God is always medicating our souls. “Is there no balm in Gilead? Is there no physician there?” the prophet Jeremiah asks. (Jer. 8:22) The Spiritual answers: There is a balm in Gilead to make the wounded whole.
God is always healing us beyond our understanding.
I’ve been thinking about a couple of people this week. One is a friend who I was in a small group with for a number of years. After the meetings he would sometimes talk to me about his daughter who was struggling with addiction. He talked about his frustration of nothing seeming to help. About all the therapies and rehabs and programs they had tried and nothing seemed to help. Craig’s 219-year-old daughter died of an overdose this week.

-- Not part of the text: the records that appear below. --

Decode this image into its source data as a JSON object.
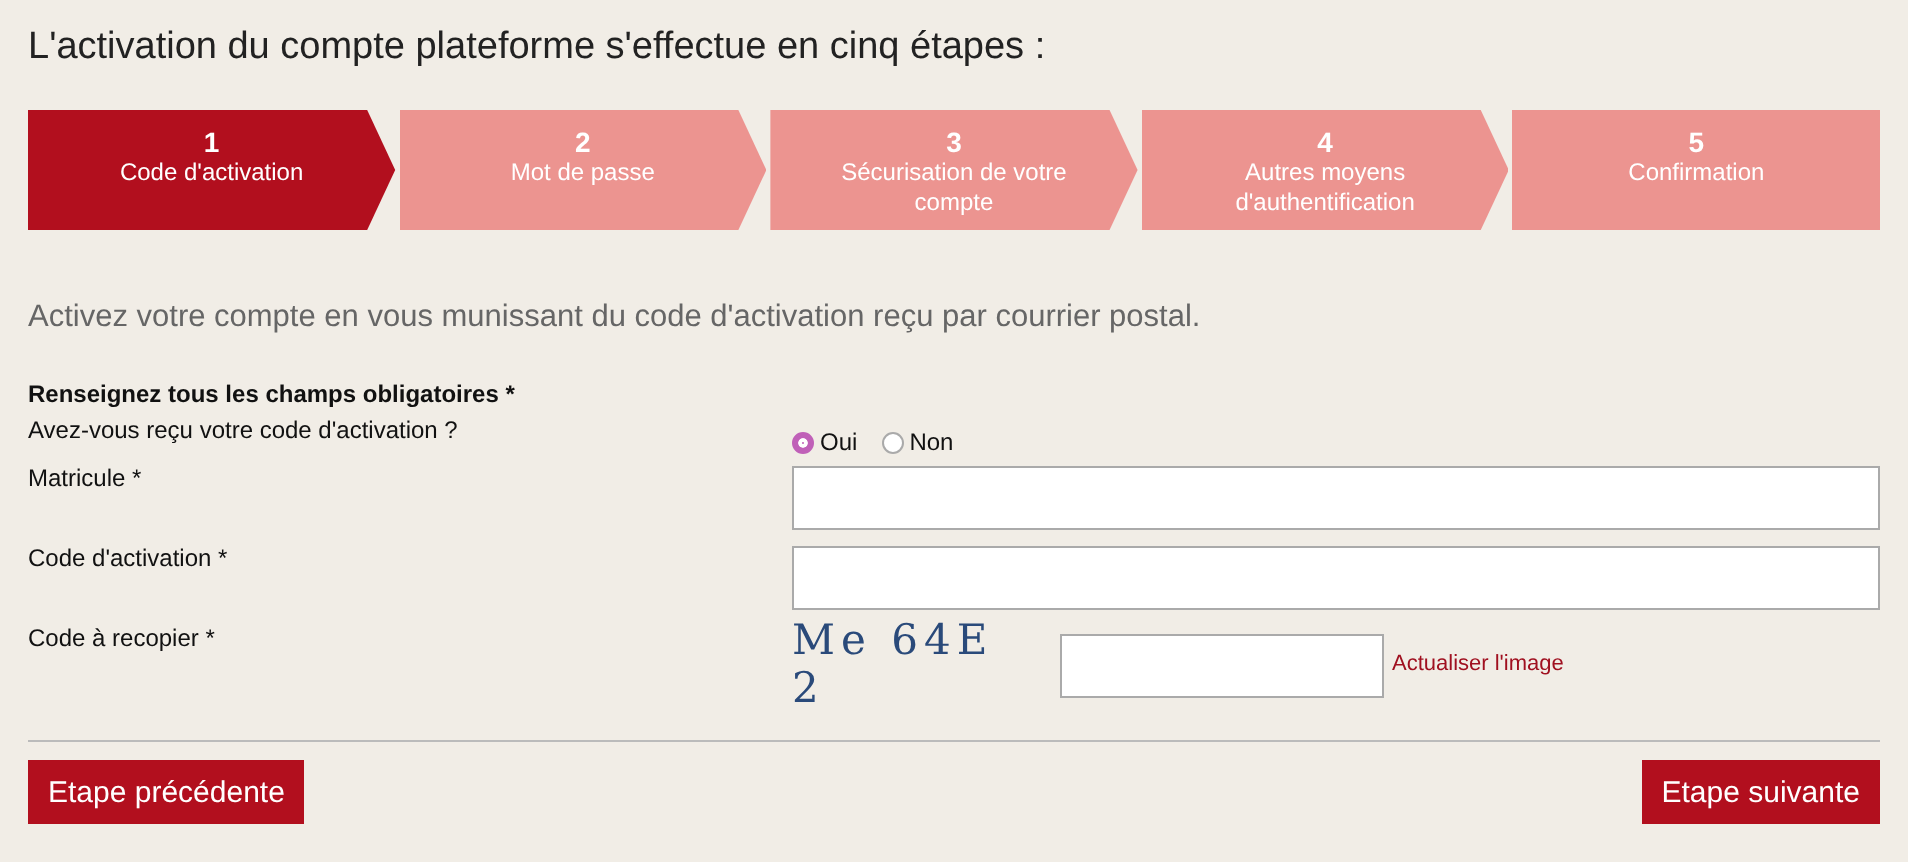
{
  "title": "L'activation du compte plateforme s'effectue en cinq étapes :",
  "steps": [
    {
      "number": "1",
      "label": "Code d'activation",
      "selected": true
    },
    {
      "number": "2",
      "label": "Mot de passe",
      "selected": false
    },
    {
      "number": "3",
      "label": "Sécurisation de votre compte",
      "selected": false
    },
    {
      "number": "4",
      "label": "Autres moyens d'authentification",
      "selected": false
    },
    {
      "number": "5",
      "label": "Confirmation",
      "selected": false
    }
  ],
  "intro": "Activez votre compte en vous munissant du code d'activation reçu par courrier postal.",
  "form": {
    "required_note": "Renseignez tous les champs obligatoires *",
    "question": {
      "label": "Avez-vous reçu votre code d'activation ?",
      "options": [
        {
          "label": "Oui",
          "selected": true
        },
        {
          "label": "Non",
          "selected": false
        }
      ]
    },
    "fields": [
      {
        "kind": "text",
        "label": "Matricule *"
      },
      {
        "kind": "text",
        "label": "Code d'activation *"
      },
      {
        "kind": "captcha",
        "label": "Code à recopier *",
        "captcha": "Me 64E 2",
        "refresh_link": "Actualiser l'image"
      }
    ]
  },
  "buttons": {
    "previous": "Etape précédente",
    "next": "Etape suivante"
  }
}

There are no words, no ways to understand, and no way to be competent, nothing to do but to surrender to the tears and allow the grace of God to put medicine on our soul.
The other people I’ve been thinking about are a couple who were planning their wedding. They had been together for a number of years from the time before it was possible for them to be legally married.
They sent out their invitations not knowing what the response of their families would be. These are two exceedingly competent, in charge, in control persons who do not cry.
But, they said, as they got RSVPs back from family member after family member who were coming their wedding, they could not hold back their tears. I believe it was medicine for all of the years of being gay in an homophobic culture.
Psalm 56 includes a prayer. The Psalmist prays: “You have kept count of my tossing; put my tears in your bottle. Are they not in your record?” Psalm 56:8)
When we cry, God collects our tears.
Which is the Psalmist’s way of saying our tears are holy. They bring us into the presence of God and the Spirit of God enters into us through them.